ScaleOps comes with several out-of-the-box production-ready GPU policies that cover the most common GPU workload patterns.

Policies control how GPU compute and memory recommendations are calculated and applied.

Ready-to-Deploy Policies

ScaleOps learns and understands your workload’s behavior and automatically applies the best policy for your workload.

You can also manually select a policy for your workload. The following policies are created by default:

Real-time
Real-time-mps
Near-real-time
Batch

When ScaleOps automatically detects a training or build workload it also creates the following policies — respectively:

Training
Build

Note: The policies are created in the scaleops-system namespace.

Real-time

A more conservative policy designed for latency-sensitive inference workloads. Uses a longer history window and higher headroom to accommodate variable request patterns.

Recommended for: Model serving, real-time inference, and latency-sensitive GPU workloads.

Real-time-mps

Similar to the Real-time policy but utilizes NVIDIA MPS (Multi-Process Service) technology for optimized GPU sharing performance.

Recommended for: Inference workloads that require low latency and high throughput.

Note: ScaleOps enforces workload isolation when using the Real-time MPS policy — different automated workloads assigned this policy cannot share the same GPU. Each MPS-enabled workload receives its own dedicated GPU device, ensuring no interference between workloads.

Near-real-time

A policy that balances responsiveness with efficiency for near-real-time inference workloads. Uses a shorter history window and tighter headroom than the Real-time policy, making it a good fit for workloads with more predictable request patterns that don’t require the most conservative resource cushion.
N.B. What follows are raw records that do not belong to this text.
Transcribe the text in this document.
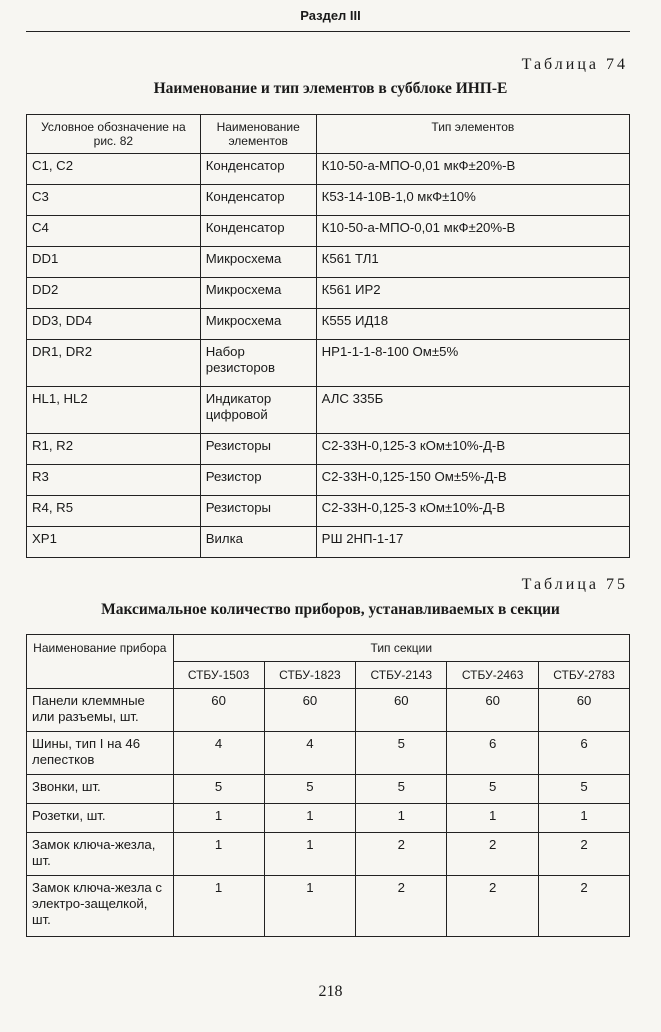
Раздел III
Таблица 74
Наименование и тип элементов в субблоке ИНП-Е
Условное обозначение на рис. 82	Наименование элементов	Тип элементов
С1, С2	Конденсатор	К10-50-а-МПО-0,01 мкФ±20%-В
С3	Конденсатор	К53-14-10В-1,0 мкФ±10%
С4	Конденсатор	К10-50-а-МПО-0,01 мкФ±20%-В
DD1	Микросхема	К561 ТЛ1
DD2	Микросхема	К561 ИР2
DD3, DD4	Микросхема	К555 ИД18
DR1, DR2	Набор резисторов	НР1-1-1-8-100 Ом±5%
HL1, HL2	Индикатор цифровой	АЛС 335Б
R1, R2	Резисторы	С2-33Н-0,125-3 кОм±10%-Д-В
R3	Резистор	С2-33Н-0,125-150 Ом±5%-Д-В
R4, R5	Резисторы	С2-33Н-0,125-3 кОм±10%-Д-В
ХР1	Вилка	РШ 2НП-1-17
Таблица 75
Максимальное количество приборов, устанавливаемых в секции
Наименование прибора	Тип секции				
	СТБУ-1503	СТБУ-1823	СТБУ-2143	СТБУ-2463	СТБУ-2783
Панели клеммные или разъемы, шт.	60	60	60	60	60
Шины, тип I на 46 лепестков	4	4	5	6	6
Звонки, шт.	5	5	5	5	5
Розетки, шт.	1	1	1	1	1
Замок ключа-жезла, шт.	1	1	2	2	2
Замок ключа-жезла с электро-защелкой, шт.	1	1	2	2	2
218
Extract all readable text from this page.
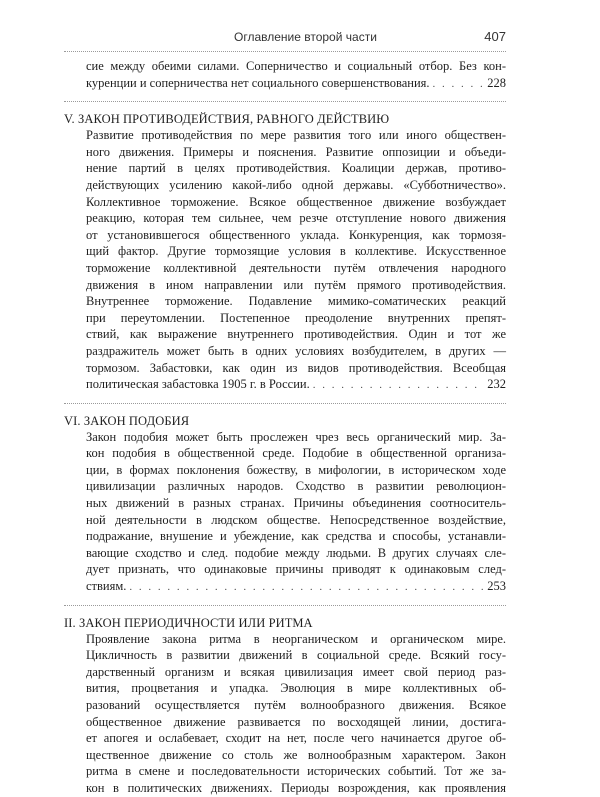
Оглавление второй части	407
сие между обеими силами. Соперничество и социальный отбор. Без кон-
куренции и соперничества нет социального совершенствования. . . .	228
V. ЗАКОН ПРОТИВОДЕЙСТВИЯ, РАВНОГО ДЕЙСТВИЮ
Развитие противодействия по мере развития того или иного обществен-
ного движения. Примеры и пояснения. Развитие оппозиции и объеди-
нение партий в целях противодействия. Коалиции держав, противо-
действующих усилению какой-либо одной державы. «Субботничество».
Коллективное торможение. Всякое общественное движение возбуждает
реакцию, которая тем сильнее, чем резче отступление нового движения
от установившегося общественного уклада. Конкуренция, как тормозя-
щий фактор. Другие тормозящие условия в коллективе. Искусственное
торможение коллективной деятельности путём отвлечения народного
движения в ином направлении или путём прямого противодействия.
Внутреннее торможение. Подавление мимико-соматических реакций
при переутомлении. Постепенное преодоление внутренних препят-
ствий, как выражение внутреннего противодействия. Один и тот же
раздражитель может быть в одних условиях возбудителем, в других —
тормозом. Забастовки, как один из видов противодействия. Всеобщая
политическая забастовка 1905 г. в России. . . .	232
VI. ЗАКОН ПОДОБИЯ
Закон подобия может быть прослежен чрез весь органический мир. За-
кон подобия в общественной среде. Подобие в общественной организа-
ции, в формах поклонения божеству, в мифологии, в историческом ходе
цивилизации различных народов. Сходство в развитии революцион-
ных движений в разных странах. Причины объединения соотноситель-
ной деятельности в людском обществе. Непосредственное воздействие,
подражание, внушение и убеждение, как средства и способы, устанавли-
вающие сходство и след. подобие между людьми. В других случаях сле-
дует признать, что одинаковые причины приводят к одинаковым след-
ствиям. . . .	253
II. ЗАКОН ПЕРИОДИЧНОСТИ ИЛИ РИТМА
Проявление закона ритма в неорганическом и органическом мире.
Цикличность в развитии движений в социальной среде. Всякий госу-
дарственный организм и всякая цивилизация имеет свой период раз-
вития, процветания и упадка. Эволюция в мире коллективных об-
разований осуществляется путём волнообразного движения. Всякое
общественное движение развивается по восходящей линии, достига-
ет апогея и ослабевает, сходит на нет, после чего начинается другое об-
щественное движение со столь же волнообразным характером. Закон
ритма в смене и последовательности исторических событий. Тот же за-
кон в политических движениях. Периоды возрождения, как проявления
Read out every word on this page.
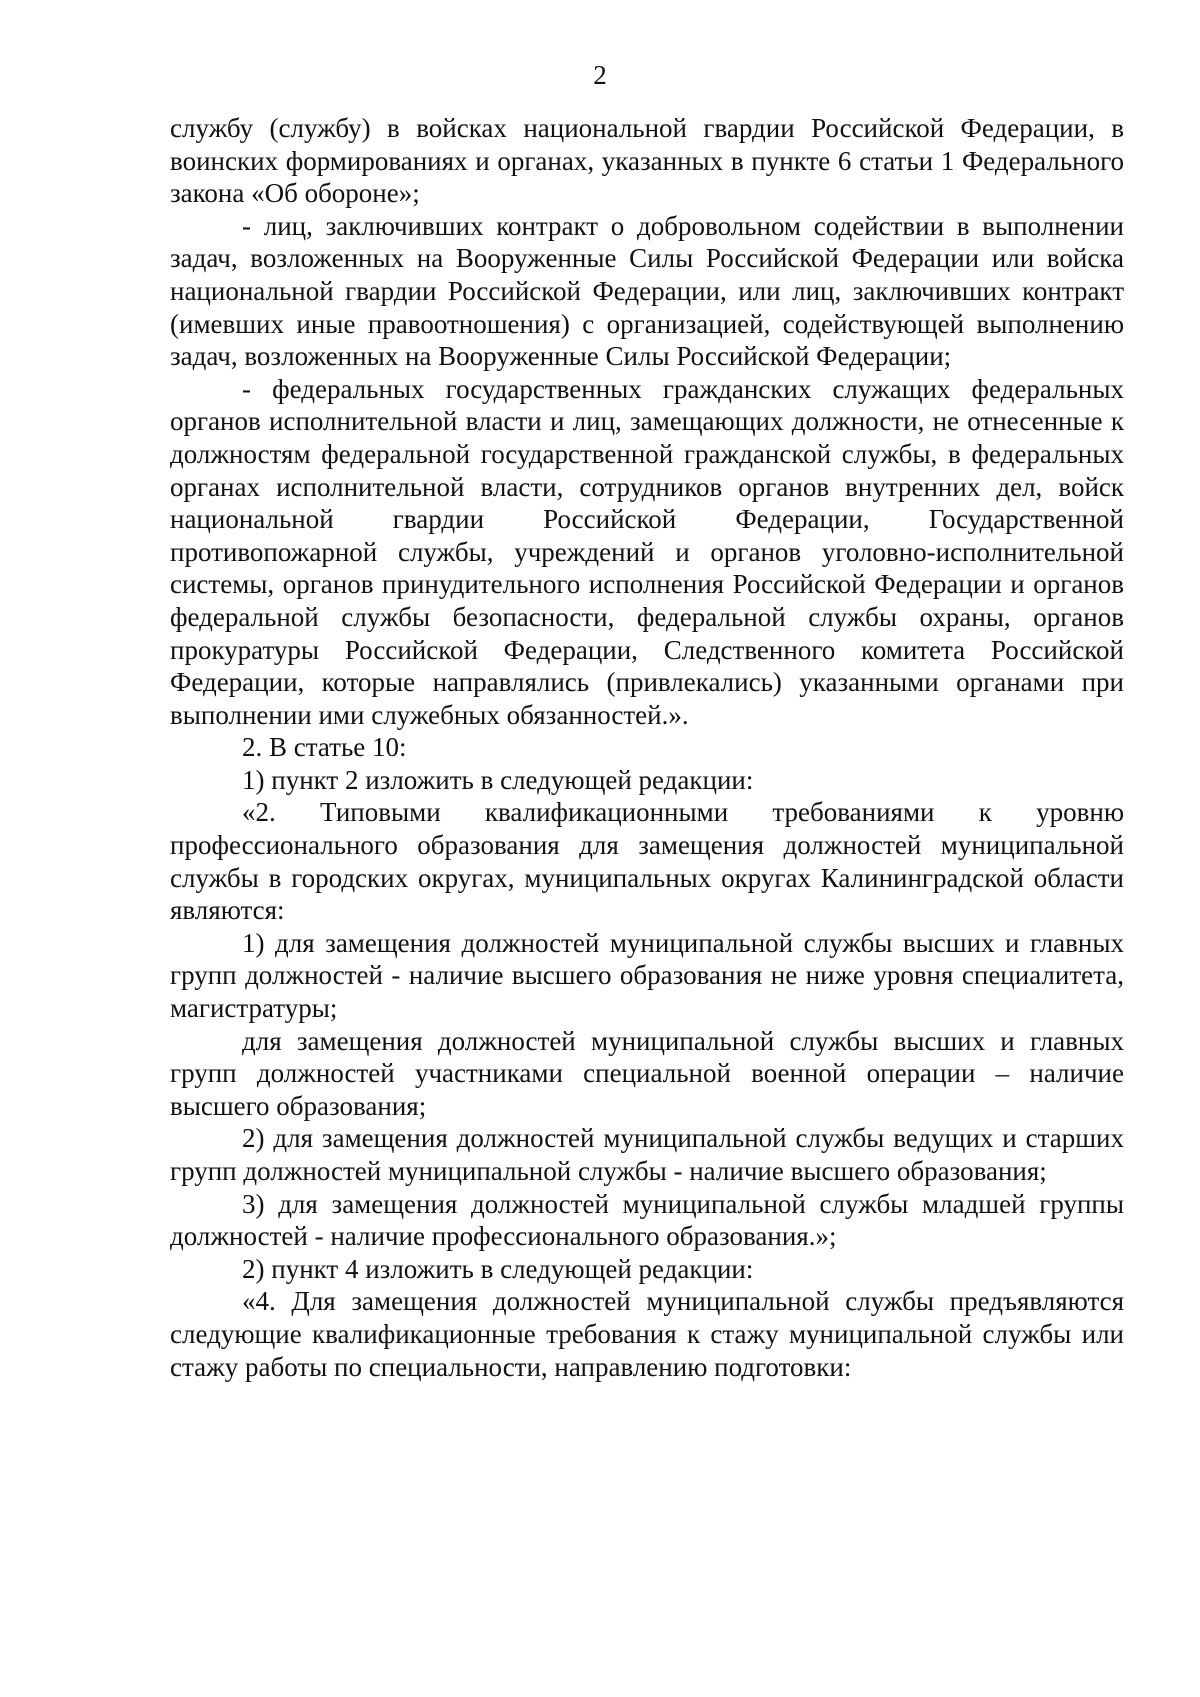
2

службу (службу) в войсках национальной гвардии Российской Федерации, в воинских формированиях и органах, указанных в пункте 6 статьи 1 Федерального закона «Об обороне»;

- лиц, заключивших контракт о добровольном содействии в выполнении задач, возложенных на Вооруженные Силы Российской Федерации или войска национальной гвардии Российской Федерации, или лиц, заключивших контракт (имевших иные правоотношения) с организацией, содействующей выполнению задач, возложенных на Вооруженные Силы Российской Федерации;

- федеральных государственных гражданских служащих федеральных органов исполнительной власти и лиц, замещающих должности, не отнесенные к должностям федеральной государственной гражданской службы, в федеральных органах исполнительной власти, сотрудников органов внутренних дел, войск национальной гвардии Российской Федерации, Государственной противопожарной службы, учреждений и органов уголовно-исполнительной системы, органов принудительного исполнения Российской Федерации и органов федеральной службы безопасности, федеральной службы охраны, органов прокуратуры Российской Федерации, Следственного комитета Российской Федерации, которые направлялись (привлекались) указанными органами при выполнении ими служебных обязанностей.».

2. В статье 10:

1) пункт 2 изложить в следующей редакции:

«2. Типовыми квалификационными требованиями к уровню профессионального образования для замещения должностей муниципальной службы в городских округах, муниципальных округах Калининградской области являются:

1) для замещения должностей муниципальной службы высших и главных групп должностей - наличие высшего образования не ниже уровня специалитета, магистратуры;

для замещения должностей муниципальной службы высших и главных групп должностей участниками специальной военной операции – наличие высшего образования;

2) для замещения должностей муниципальной службы ведущих и старших групп должностей муниципальной службы - наличие высшего образования;

3) для замещения должностей муниципальной службы младшей группы должностей - наличие профессионального образования.»;

2) пункт 4 изложить в следующей редакции:

«4. Для замещения должностей муниципальной службы предъявляются следующие квалификационные требования к стажу муниципальной службы или стажу работы по специальности, направлению подготовки:
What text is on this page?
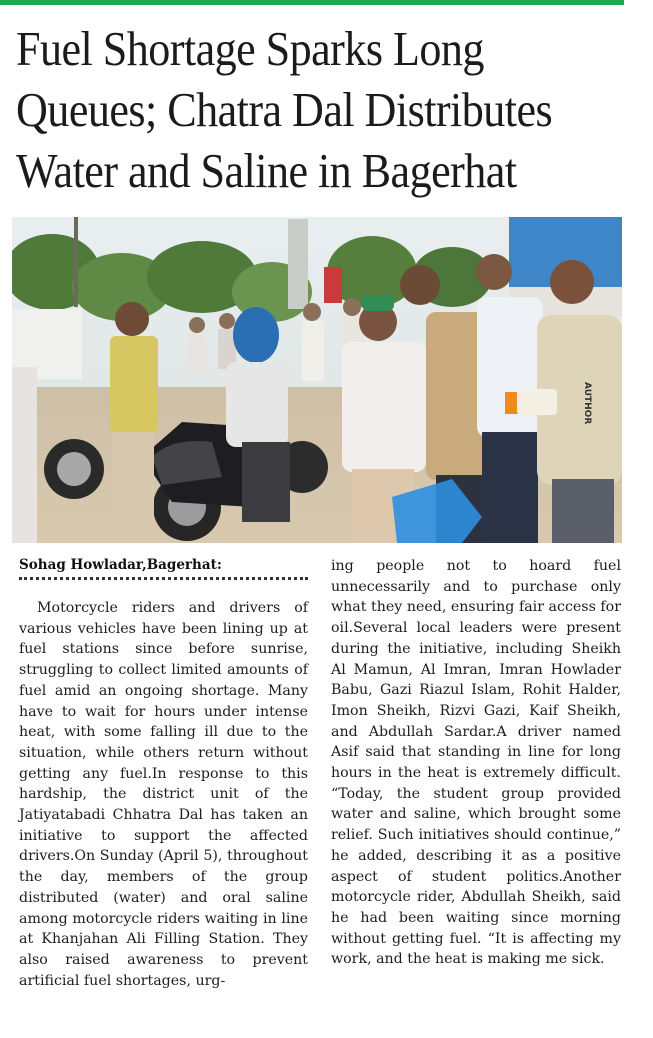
Fuel Shortage Sparks Long
Queues; Chatra Dal Distributes
Water and Saline in Bagerhat
AUTHOR

Sohag Howladar,Bagerhat:

Motorcycle riders and drivers of various vehicles have been lining up at fuel stations since before sunrise, struggling to collect limited amounts of fuel amid an ongoing shortage. Many have to wait for hours under intense heat, with some falling ill due to the situation, while others return without getting any fuel.In response to this hardship, the district unit of the Jatiyatabadi Chhatra Dal has taken an initiative to support the affected drivers.On Sunday (April 5), throughout the day, members of the group distributed (water) and oral saline among motorcycle riders waiting in line at Khanjahan Ali Filling Station. They also raised awareness to prevent artificial fuel shortages, urg-

ing people not to hoard fuel unnecessarily and to purchase only what they need, ensuring fair access for oil.Several local leaders were present during the initiative, including Sheikh Al Mamun, Al Imran, Imran Howlader Babu, Gazi Riazul Islam, Rohit Halder, Imon Sheikh, Rizvi Gazi, Kaif Sheikh, and Abdullah Sardar.A driver named Asif said that standing in line for long hours in the heat is extremely difficult. “Today, the student group provided water and saline, which brought some relief. Such initiatives should continue,” he added, describing it as a positive aspect of student politics.Another motorcycle rider, Abdullah Sheikh, said he had been waiting since morning without getting fuel. “It is affecting my work, and the heat is making me sick.
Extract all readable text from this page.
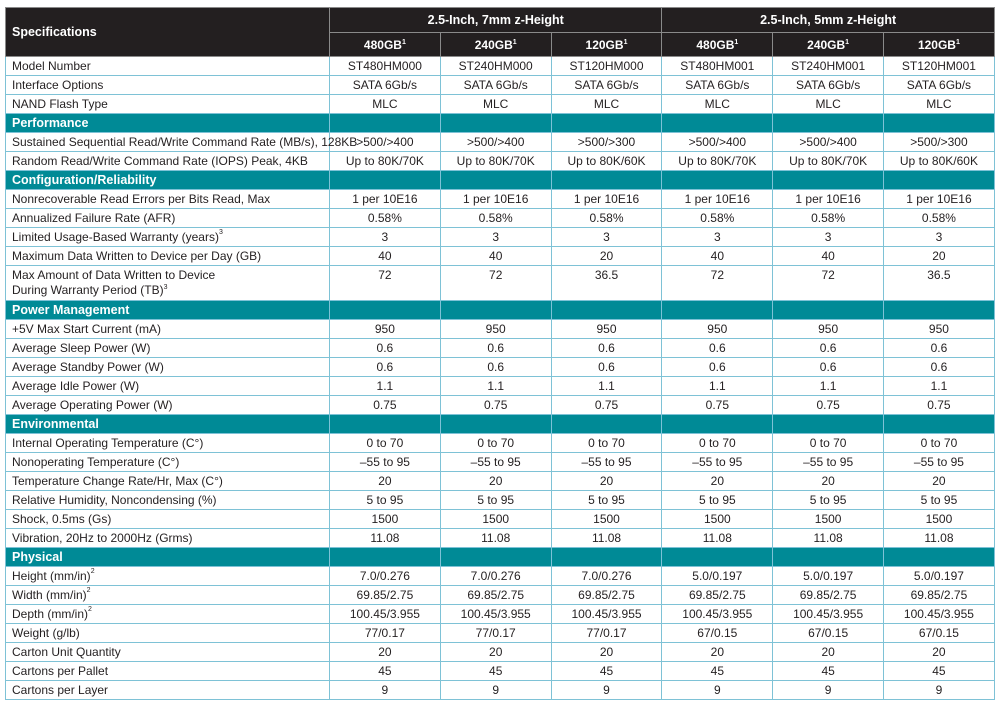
Specifications	2.5-Inch, 7mm z-Height			2.5-Inch, 5mm z-Height		
	$480GB^1$	$240GB^1$	$120GB^1$	$480GB^1$	$240GB^1$	$120GB^1$
Model Number	ST480HM000	ST240HM000	ST120HM000	ST480HM001	ST240HM001	ST120HM001
Interface Options	SATA 6Gb/s	SATA 6Gb/s	SATA 6Gb/s	SATA 6Gb/s	SATA 6Gb/s	SATA 6Gb/s
NAND Flash Type	MLC	MLC	MLC	MLC	MLC	MLC
Performance						
Sustained Sequential Read/Write Command Rate (MB/s), 128KB	>500/>400	>500/>400	>500/>300	>500/>400	>500/>400	>500/>300
Random Read/Write Command Rate (IOPS) Peak, 4KB	Up to 80K/70K	Up to 80K/70K	Up to 80K/60K	Up to 80K/70K	Up to 80K/70K	Up to 80K/60K
Configuration/Reliability						
Nonrecoverable Read Errors per Bits Read, Max	1 per 10E16	1 per 10E16	1 per 10E16	1 per 10E16	1 per 10E16	1 per 10E16
Annualized Failure Rate (AFR)	0.58%	0.58%	0.58%	0.58%	0.58%	0.58%
Limited Usage-Based Warranty (years)$^3$	3	3	3	3	3	3
Maximum Data Written to Device per Day (GB)	40	40	20	40	40	20
Max Amount of Data Written to Device
During Warranty Period (TB)$^3$	72	72	36.5	72	72	36.5
Power Management						
+5V Max Start Current (mA)	950	950	950	950	950	950
Average Sleep Power (W)	0.6	0.6	0.6	0.6	0.6	0.6
Average Standby Power (W)	0.6	0.6	0.6	0.6	0.6	0.6
Average Idle Power (W)	1.1	1.1	1.1	1.1	1.1	1.1
Average Operating Power (W)	0.75	0.75	0.75	0.75	0.75	0.75
Environmental						
Internal Operating Temperature (C°)	0 to 70	0 to 70	0 to 70	0 to 70	0 to 70	0 to 70
Nonoperating Temperature (C°)	–55 to 95	–55 to 95	–55 to 95	–55 to 95	–55 to 95	–55 to 95
Temperature Change Rate/Hr, Max (C°)	20	20	20	20	20	20
Relative Humidity, Noncondensing (%)	5 to 95	5 to 95	5 to 95	5 to 95	5 to 95	5 to 95
Shock, 0.5ms (Gs)	1500	1500	1500	1500	1500	1500
Vibration, 20Hz to 2000Hz (Grms)	11.08	11.08	11.08	11.08	11.08	11.08
Physical						
Height $(mm/in)^2$	7.0/0.276	7.0/0.276	7.0/0.276	5.0/0.197	5.0/0.197	5.0/0.197
Width $(mm/in)^2$	69.85/2.75	69.85/2.75	69.85/2.75	69.85/2.75	69.85/2.75	69.85/2.75
Depth $(mm/in)^2$	100.45/3.955	100.45/3.955	100.45/3.955	100.45/3.955	100.45/3.955	100.45/3.955
Weight (g/lb)	77/0.17	77/0.17	77/0.17	67/0.15	67/0.15	67/0.15
Carton Unit Quantity	20	20	20	20	20	20
Cartons per Pallet	45	45	45	45	45	45
Cartons per Layer	9	9	9	9	9	9
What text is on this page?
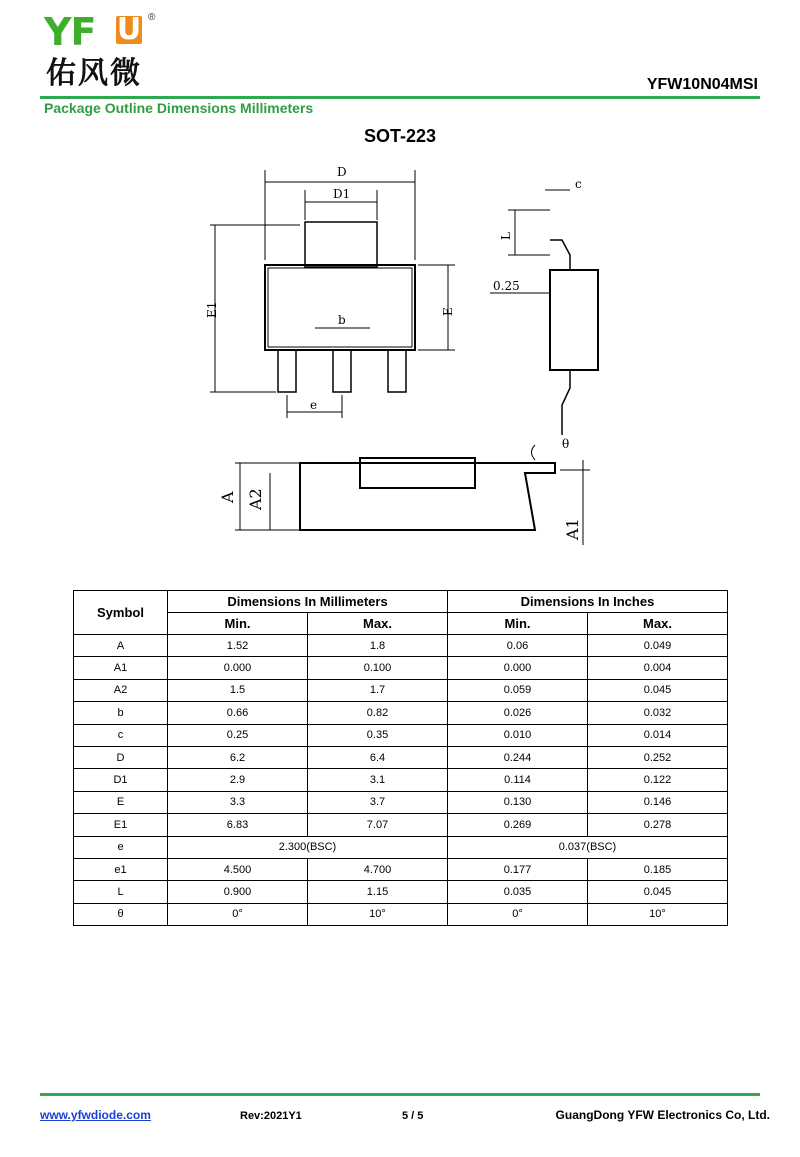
YF U ®
佑风微	YFW10N04MSI
Package Outline Dimensions Millimeters
SOT-223
D
D1
b
e
E1	E
c
L
0.25
θ
A A2
A1
Symbol	Dimensions In Millimeters		Dimensions In Inches	
	Min.	Max.	Min.	Max.
A	1.52	1.8	0.06	0.049
A1	0.000	0.100	0.000	0.004
A2	1.5	1.7	0.059	0.045
b	0.66	0.82	0.026	0.032
c	0.25	0.35	0.010	0.014
D	6.2	6.4	0.244	0.252
D1	2.9	3.1	0.114	0.122
E	3.3	3.7	0.130	0.146
E1	6.83	7.07	0.269	0.278
e	2.300(BSC)		0.037(BSC)	
e1	4.500	4.700	0.177	0.185
L	0.900	1.15	0.035	0.045
θ	0°	10°	0°	10°
www.yfwdiode.com	Rev:2021Y1	5 / 5	GuangDong YFW Electronics Co, Ltd.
Recommended for: Inference workloads with moderate latency tolerance and relatively stable GPU utilization.

Batch

A high-efficiency policy for non-latency-sensitive workloads. Uses the longest history window and minimal headroom, prioritizing GPU utilization over responsiveness. Suitable for workloads that run to completion without serving live traffic.

Recommended for: Offline scoring, batch inference pipelines, and other throughput-oriented GPU workloads.

Training

An efficiency-focused policy for training workloads that typically have consistent GPU utilization.

Recommended for: Model training, fine-tuning, and other GPU workloads with predictable utilization.

Build

Optimized for machine learning development workloads that provides moderate resource allocation for interactive experimentation and prototyping.

Recommended for: GPU-accelerated build and experimentation workloads.